Fuck, I don’t know what to do on that front.  What if I meet Potential #2 next week and we really hit it off?  What if Potential #1 decides to stay in Canada?  What if neither of them like me?  That’ll probably be my luck.  Either that or I’ll have to let one of them down gently, which doesn’t sit well with me either.  I’m certainly not going to convince them that we should be in a triad because I really can’t be bothered to do that.  I only want one unlike some guys out there, but to each his own.
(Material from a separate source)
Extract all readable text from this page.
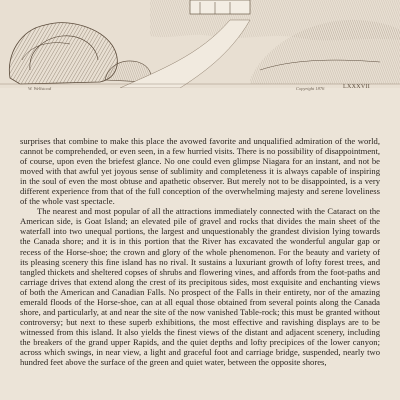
W. Wellstood	Copyright 1876	LXXXVII

surprises that combine to make this place the avowed favorite and unqualified admiration of the world, cannot be comprehended, or even seen, in a few hurried visits. There is no possibility of disappointment, of course, upon even the briefest glance. No one could even glimpse Niagara for an instant, and not be moved with that awful yet joyous sense of sublimity and completeness it is always capable of inspiring in the soul of even the most obtuse and apathetic observer. But merely not to be disappointed, is a very different experience from that of the full conception of the overwhelming majesty and serene loveliness of the whole vast spectacle.

The nearest and most popular of all the attractions immediately connected with the Cataract on the American side, is Goat Island; an elevated pile of gravel and rocks that divides the main sheet of the waterfall into two unequal portions, the largest and unquestionably the grandest division lying towards the Canada shore; and it is in this portion that the River has excavated the wonderful angular gap or recess of the Horse-shoe; the crown and glory of the whole phenomenon. For the beauty and variety of its pleasing scenery this fine island has no rival. It sustains a luxuriant growth of lofty forest trees, and tangled thickets and sheltered copses of shrubs and flowering vines, and affords from the foot-paths and carriage drives that extend along the crest of its precipitous sides, most exquisite and enchanting views of both the American and Canadian Falls. No prospect of the Falls in their entirety, nor of the amazing emerald floods of the Horse-shoe, can at all equal those obtained from several points along the Canada shore, and particularly, at and near the site of the now vanished Table-rock; this must be granted without controversy; but next to these superb exhibitions, the most effective and ravishing displays are to be witnessed from this island. It also yields the finest views of the distant and adjacent scenery, including the breakers of the grand upper Rapids, and the quiet depths and lofty precipices of the lower canyon; across which swings, in near view, a light and graceful foot and carriage bridge, suspended, nearly two hundred feet above the surface of the green and quiet water, between the opposite shores,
Everyone Dies on Someone’s Birthday

I don’t even know where to start.

So today was my adopted mother’s 58th birthday.  I took her out to lunch, and while we were driving to the restaurant I checked my Facebook feed to see if the few people there that I care to follow had posted anything.  My closest friend had posted that he was on his way to the hospital because his partner had collapsed at work.  I was worried, of course, but very little I could do about any of it.  The waiting game began.  I chose not to say anything about it to mom since it was her birthday after all.  I tried to keep the conversation going at lunch from topic to topic as usual, though in the back of my mind it was all I could think about.

Was he being treated fairly at the emergency room?  Did they let my friend in to see his partner?  Was there fighting between my friend and his partner’s estranged family?  That last one was definitely the one that I couldn’t bear the thought of.  I didn’t want my friend to deal with the horrors that some people have in the past where they weren’t included or mentioned anywhere in anything at any time.  It makes me angry thinking about things like that.

 


“Then someone should teach them.”

“You?”

“No.  Someone wise.”


It just makes me want to grab people and shake the crap out of them and MAKE them realize what kind of harm they’re doing to others when they act like that.  You’re trying to keep two people that care about each other separated and for what?  What kind of satisfaction do you get out of that?  Hurting others for your own selfishness because you’re so blind you can’t see what you’re doing.

Hours have passed and I have finally heard from my friend.  It turns out that I was completely over reacting in my head, as usual, and they allowed him in to see his partner without any fuss.  He suffered a type A aortic dissection and nearly died, but after an emergency surgery he made it and is in stable condition in ICU.

The thoughts of having to deal with situations like that when I finally find Mr. Right terrify me to no end, but it’s something that I’m just going to have to accept if it happens.  Everyone dies on someone’s birthday, I’m just glad that it didn’t happen today for me and mine.